Non, la violence prônée et appliquée par LFI n’est pas « fasciste » : elle est intégralement bolchévique !
Les controverses autour de la conflictualité politique (pour ne pas dire plus) entretenue par La France insoumise (LFI) ont parfois conduit à qualifier son style et ses outrances de « fascistes ». Cette analogie, stratégique dans le registre polémique, résiste pourtant mal à l’analyse historique et doctrinale. Si violence politique il y a — verbale, symbolique, stratégique, physique — elle ne relève pas du « fascisme », mais s’inscrit directement dans une tradition révolutionnaire bolchévique.

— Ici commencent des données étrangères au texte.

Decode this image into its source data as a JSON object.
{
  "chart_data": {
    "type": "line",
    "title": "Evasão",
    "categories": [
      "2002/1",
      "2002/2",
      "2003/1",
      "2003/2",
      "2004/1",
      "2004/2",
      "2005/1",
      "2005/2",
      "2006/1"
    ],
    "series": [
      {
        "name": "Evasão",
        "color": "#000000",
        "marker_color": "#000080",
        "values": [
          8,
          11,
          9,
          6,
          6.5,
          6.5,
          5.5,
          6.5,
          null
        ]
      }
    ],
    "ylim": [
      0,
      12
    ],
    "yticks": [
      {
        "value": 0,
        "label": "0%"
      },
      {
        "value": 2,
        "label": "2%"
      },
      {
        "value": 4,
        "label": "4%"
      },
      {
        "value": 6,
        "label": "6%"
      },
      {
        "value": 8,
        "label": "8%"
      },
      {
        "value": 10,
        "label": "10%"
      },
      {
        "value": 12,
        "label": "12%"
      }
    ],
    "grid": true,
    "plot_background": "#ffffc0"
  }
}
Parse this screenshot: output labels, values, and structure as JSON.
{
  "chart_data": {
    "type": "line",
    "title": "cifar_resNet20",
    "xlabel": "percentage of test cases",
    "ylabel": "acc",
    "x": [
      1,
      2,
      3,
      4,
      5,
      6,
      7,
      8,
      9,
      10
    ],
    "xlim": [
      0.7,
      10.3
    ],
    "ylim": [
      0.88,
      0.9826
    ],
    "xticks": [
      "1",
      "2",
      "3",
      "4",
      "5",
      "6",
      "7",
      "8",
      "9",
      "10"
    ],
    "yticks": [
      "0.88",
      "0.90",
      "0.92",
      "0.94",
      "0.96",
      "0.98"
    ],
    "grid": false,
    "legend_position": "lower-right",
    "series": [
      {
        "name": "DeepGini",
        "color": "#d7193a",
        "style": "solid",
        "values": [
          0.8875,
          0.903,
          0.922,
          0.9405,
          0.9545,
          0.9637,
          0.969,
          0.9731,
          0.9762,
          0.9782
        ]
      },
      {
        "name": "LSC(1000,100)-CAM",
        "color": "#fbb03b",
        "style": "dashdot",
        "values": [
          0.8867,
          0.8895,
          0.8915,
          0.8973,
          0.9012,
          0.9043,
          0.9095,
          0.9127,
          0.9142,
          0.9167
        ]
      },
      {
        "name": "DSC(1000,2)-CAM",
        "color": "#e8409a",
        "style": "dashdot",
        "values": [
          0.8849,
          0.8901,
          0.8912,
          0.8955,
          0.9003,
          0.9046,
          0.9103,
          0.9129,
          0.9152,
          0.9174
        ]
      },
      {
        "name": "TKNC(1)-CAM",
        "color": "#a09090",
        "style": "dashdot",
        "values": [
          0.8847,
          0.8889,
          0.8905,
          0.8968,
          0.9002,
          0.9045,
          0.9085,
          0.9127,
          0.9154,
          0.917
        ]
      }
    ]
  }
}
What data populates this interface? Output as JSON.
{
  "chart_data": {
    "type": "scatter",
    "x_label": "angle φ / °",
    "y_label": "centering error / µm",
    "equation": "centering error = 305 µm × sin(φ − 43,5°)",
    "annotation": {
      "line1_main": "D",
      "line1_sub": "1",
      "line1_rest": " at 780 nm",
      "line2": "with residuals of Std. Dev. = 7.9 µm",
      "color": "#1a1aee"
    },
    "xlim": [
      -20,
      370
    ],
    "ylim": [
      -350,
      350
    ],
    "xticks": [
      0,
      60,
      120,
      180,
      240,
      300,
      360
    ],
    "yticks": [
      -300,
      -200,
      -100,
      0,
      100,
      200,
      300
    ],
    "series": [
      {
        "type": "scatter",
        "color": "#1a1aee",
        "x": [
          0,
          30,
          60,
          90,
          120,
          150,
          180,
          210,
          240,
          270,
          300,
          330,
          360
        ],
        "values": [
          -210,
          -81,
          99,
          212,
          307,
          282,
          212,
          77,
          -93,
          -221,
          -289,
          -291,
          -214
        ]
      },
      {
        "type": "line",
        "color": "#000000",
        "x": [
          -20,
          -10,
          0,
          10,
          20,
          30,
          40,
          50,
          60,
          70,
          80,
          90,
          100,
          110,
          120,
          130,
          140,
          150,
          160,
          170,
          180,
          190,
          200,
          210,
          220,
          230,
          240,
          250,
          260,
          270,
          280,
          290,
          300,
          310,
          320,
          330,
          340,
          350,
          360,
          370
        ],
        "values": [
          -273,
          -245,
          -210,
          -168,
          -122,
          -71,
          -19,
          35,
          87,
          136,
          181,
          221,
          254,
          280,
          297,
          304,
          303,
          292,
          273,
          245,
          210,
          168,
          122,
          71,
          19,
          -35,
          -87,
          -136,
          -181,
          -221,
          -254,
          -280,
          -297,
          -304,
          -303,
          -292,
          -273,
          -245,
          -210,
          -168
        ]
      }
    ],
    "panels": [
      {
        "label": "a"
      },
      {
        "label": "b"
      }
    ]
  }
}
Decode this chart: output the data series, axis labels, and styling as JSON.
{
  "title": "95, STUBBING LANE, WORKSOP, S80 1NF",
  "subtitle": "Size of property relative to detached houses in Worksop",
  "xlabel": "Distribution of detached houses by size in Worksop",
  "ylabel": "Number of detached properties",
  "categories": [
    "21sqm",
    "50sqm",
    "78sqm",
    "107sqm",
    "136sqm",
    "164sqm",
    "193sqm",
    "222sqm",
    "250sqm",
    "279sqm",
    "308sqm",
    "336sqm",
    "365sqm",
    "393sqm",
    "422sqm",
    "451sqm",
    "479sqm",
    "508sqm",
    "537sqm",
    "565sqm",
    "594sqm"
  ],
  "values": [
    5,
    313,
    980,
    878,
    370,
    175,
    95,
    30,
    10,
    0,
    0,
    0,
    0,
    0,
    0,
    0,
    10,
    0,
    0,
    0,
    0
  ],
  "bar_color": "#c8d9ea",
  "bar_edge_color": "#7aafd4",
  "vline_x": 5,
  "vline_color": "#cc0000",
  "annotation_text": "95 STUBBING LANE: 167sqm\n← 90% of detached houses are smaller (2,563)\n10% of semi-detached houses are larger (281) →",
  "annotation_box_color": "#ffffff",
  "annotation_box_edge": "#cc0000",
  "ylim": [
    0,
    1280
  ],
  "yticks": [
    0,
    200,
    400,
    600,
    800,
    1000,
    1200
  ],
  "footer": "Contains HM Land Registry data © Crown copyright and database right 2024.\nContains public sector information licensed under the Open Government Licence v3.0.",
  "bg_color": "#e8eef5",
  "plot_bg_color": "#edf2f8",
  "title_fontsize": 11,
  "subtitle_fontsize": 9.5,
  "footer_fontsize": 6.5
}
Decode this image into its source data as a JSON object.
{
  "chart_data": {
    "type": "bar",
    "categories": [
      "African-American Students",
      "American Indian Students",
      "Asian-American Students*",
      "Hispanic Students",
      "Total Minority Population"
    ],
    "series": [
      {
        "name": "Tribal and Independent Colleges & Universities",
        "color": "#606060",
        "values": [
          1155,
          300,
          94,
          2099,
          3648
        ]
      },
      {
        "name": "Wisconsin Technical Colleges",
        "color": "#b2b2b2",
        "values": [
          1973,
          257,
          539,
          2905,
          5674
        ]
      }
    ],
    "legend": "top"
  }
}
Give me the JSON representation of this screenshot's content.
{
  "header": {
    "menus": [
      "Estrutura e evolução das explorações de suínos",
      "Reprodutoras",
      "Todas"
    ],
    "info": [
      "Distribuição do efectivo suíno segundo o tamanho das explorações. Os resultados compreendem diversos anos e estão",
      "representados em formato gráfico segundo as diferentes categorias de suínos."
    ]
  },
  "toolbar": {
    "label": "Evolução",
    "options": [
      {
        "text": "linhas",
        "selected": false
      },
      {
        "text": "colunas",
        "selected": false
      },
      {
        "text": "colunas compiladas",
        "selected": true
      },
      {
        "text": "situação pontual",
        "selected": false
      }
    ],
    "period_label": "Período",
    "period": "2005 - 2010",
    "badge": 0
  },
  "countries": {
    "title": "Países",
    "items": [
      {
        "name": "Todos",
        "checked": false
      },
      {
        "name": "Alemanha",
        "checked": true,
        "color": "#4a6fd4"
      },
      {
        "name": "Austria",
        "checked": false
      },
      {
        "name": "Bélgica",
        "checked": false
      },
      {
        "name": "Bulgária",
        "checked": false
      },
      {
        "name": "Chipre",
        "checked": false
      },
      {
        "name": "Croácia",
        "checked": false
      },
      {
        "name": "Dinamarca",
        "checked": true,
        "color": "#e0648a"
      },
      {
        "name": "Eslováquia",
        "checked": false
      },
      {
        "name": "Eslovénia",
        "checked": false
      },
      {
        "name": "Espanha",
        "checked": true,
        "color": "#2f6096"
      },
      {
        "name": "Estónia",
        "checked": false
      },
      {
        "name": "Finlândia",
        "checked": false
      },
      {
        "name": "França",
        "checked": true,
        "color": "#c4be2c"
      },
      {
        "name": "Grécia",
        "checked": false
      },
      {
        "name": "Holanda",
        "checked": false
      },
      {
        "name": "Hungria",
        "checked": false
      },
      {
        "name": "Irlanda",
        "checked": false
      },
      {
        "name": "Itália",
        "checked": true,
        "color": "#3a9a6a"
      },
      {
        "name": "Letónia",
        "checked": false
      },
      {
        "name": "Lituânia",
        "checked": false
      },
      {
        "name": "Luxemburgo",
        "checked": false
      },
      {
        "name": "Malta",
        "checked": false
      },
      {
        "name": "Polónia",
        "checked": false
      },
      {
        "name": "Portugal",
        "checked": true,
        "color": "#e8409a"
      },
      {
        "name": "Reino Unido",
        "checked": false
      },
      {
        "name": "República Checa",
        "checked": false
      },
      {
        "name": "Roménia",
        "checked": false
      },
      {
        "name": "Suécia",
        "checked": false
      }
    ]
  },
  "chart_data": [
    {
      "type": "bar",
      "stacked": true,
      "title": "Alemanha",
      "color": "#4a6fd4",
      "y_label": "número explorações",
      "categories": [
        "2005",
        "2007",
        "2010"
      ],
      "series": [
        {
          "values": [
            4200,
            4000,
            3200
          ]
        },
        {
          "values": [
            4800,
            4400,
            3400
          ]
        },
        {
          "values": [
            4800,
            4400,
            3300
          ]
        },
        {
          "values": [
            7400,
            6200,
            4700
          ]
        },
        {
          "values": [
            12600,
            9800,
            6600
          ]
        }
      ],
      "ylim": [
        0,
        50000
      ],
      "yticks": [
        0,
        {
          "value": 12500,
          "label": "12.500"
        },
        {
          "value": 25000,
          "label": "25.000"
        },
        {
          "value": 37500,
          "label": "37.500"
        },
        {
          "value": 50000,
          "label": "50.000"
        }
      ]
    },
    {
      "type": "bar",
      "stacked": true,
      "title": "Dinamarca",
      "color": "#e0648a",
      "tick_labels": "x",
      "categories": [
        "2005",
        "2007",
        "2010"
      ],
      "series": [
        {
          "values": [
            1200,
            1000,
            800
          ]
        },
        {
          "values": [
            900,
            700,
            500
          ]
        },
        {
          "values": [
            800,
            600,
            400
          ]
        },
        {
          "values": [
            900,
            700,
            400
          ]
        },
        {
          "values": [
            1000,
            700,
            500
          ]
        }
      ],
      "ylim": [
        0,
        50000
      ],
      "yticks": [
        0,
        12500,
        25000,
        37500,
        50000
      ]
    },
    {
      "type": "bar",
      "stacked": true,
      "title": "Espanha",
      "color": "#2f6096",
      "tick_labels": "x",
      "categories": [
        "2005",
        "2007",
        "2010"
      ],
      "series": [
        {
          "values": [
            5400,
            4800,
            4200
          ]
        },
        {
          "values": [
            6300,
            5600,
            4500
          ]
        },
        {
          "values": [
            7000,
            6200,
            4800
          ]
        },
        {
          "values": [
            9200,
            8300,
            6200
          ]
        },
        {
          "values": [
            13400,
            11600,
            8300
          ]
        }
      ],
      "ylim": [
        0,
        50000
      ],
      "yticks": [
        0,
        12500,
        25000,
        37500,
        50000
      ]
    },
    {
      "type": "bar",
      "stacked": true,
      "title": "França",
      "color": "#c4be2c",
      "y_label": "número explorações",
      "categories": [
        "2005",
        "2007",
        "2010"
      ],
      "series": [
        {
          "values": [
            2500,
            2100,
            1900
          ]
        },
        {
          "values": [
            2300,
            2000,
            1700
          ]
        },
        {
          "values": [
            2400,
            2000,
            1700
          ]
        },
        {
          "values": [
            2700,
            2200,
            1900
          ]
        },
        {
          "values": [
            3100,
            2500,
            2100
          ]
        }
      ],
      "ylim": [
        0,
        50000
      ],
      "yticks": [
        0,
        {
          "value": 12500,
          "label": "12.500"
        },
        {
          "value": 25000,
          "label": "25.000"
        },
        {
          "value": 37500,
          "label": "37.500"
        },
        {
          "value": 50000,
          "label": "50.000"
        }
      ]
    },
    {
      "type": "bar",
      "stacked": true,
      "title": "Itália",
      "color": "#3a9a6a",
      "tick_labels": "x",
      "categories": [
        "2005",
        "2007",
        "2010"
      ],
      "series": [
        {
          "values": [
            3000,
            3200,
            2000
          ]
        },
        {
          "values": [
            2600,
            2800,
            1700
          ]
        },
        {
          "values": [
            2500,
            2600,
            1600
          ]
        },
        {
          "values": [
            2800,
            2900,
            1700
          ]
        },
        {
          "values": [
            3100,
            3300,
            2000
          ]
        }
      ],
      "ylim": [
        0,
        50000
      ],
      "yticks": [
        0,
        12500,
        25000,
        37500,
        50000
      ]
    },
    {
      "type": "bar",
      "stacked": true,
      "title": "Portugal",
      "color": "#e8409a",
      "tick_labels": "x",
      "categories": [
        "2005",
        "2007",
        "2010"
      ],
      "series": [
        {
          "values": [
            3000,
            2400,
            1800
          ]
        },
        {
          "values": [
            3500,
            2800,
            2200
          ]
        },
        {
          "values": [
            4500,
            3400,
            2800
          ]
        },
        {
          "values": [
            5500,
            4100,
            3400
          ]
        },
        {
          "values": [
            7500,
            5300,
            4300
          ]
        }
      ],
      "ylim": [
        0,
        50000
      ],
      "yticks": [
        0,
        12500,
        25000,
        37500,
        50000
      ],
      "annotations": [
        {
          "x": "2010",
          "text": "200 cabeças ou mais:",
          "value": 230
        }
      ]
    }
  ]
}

Le fascisme historique s’est structuré autour d’un nationalisme organique, d’un culte de l’État, d’un rejet du marxisme et d’une volonté d’unité nationale transcendante. Les régimes issus du fascisme ont indéniablement mis en œuvre une idéologie fondée sur l’exaltation de la nation, l’éradication des ennemis « intérieurs » perçus comme étrangers au corps national, et une forme de hiérarchisation ethnique.
À l’inverse, la tradition bolchévique issue du Parti bolchevik dirigé par Lénine s’enracine dans une lecture marxiste de la lutte des classes. La violence y est conçue comme un instrument historique légitime (la fin justifie les moyens) au service de la révolution prolétarienne et de la destruction de l’ordre bourgeois. Elle est pensée non comme une affirmation nationale, mais comme un moyen dialectique d’accélération du conflit social. La distinction est fondamentale : le fascisme absolutise la nation ; le bolchévisme absolutise la classe.
Le discours de Jean-Luc Mélenchon et de son mouvement repose explicitement sur une rhétorique de confrontation. Il oppose fréquemment la «nouvelle France» des racisés à celle des Français de souche, la « majorité sociale » aux « « puissances de l’argent », et revendique une logique d’affrontement institutionnel, social et désormais ethnique. Cette polarisation s’inscrit dans une tradition de gauche, mais elle puise aussi dans l’imaginaire révolutionnaire.
Chez LFI, les appels à la « rupture », à la « révolution citoyenne » ou à l’« insurrection civique » (préparatoire de la guerre civile) relèvent de cette culture de la discontinuité historique. Le conflit est perçu comme moteur de transformation, la référence implicite relevant de la radicalité jacobine ou léniniste.
On nous explique que la forte personnalisation du mouvement autour de Jean-Luc Mélenchon serait un trait « fascisant ». Sauf que la centralité du chef est omniprésente dans les mouvements révolutionnaires léninistes. Dans le bolchévisme, le lider est supposé incarner « l’avant-garde révolutionnaire guidant la classe vers sa libération ». LFI s’inscrit dans cette logique en expliquant que le leadership est justifié par l’efficacité stratégique et la capacité de mobilisation. La tradition bolchévique vise à s’emparer de l’appareil d’État pour le transformer radicalement au service d’un projet totalitaire. Par tous les moyens.
Qualifier la violence rhétorique ou stratégique de LFI de « fasciste » relève donc davantage de l’invective que de l’analyse. Plus personne ne devrait en être dupe. Et pourtant, même les médias les moins à gauche (CNews, Europe 1, Le Journal du Dimanche) tombent dans le panneau (et même le Mathilde Panot…) en continuant d’affubler LFI et Mélenchon de l’étiquette « fasciste ». Parce qu’il est moins risqué, voire plus gratifiant, de dénoncer un « fascisme » qui n’existe plus nulle part, que de parler de l’horreur communiste. Qui est toujours à l’œuvre et tient sous son joug de nombreux pays, mais bénéficie chez nous (où il y a toujours un parti communiste quand, ailleurs en Europe, les marxistes-léninistes se déguisent sous des noms chattemites) d’une complaisance qui frise la complicité.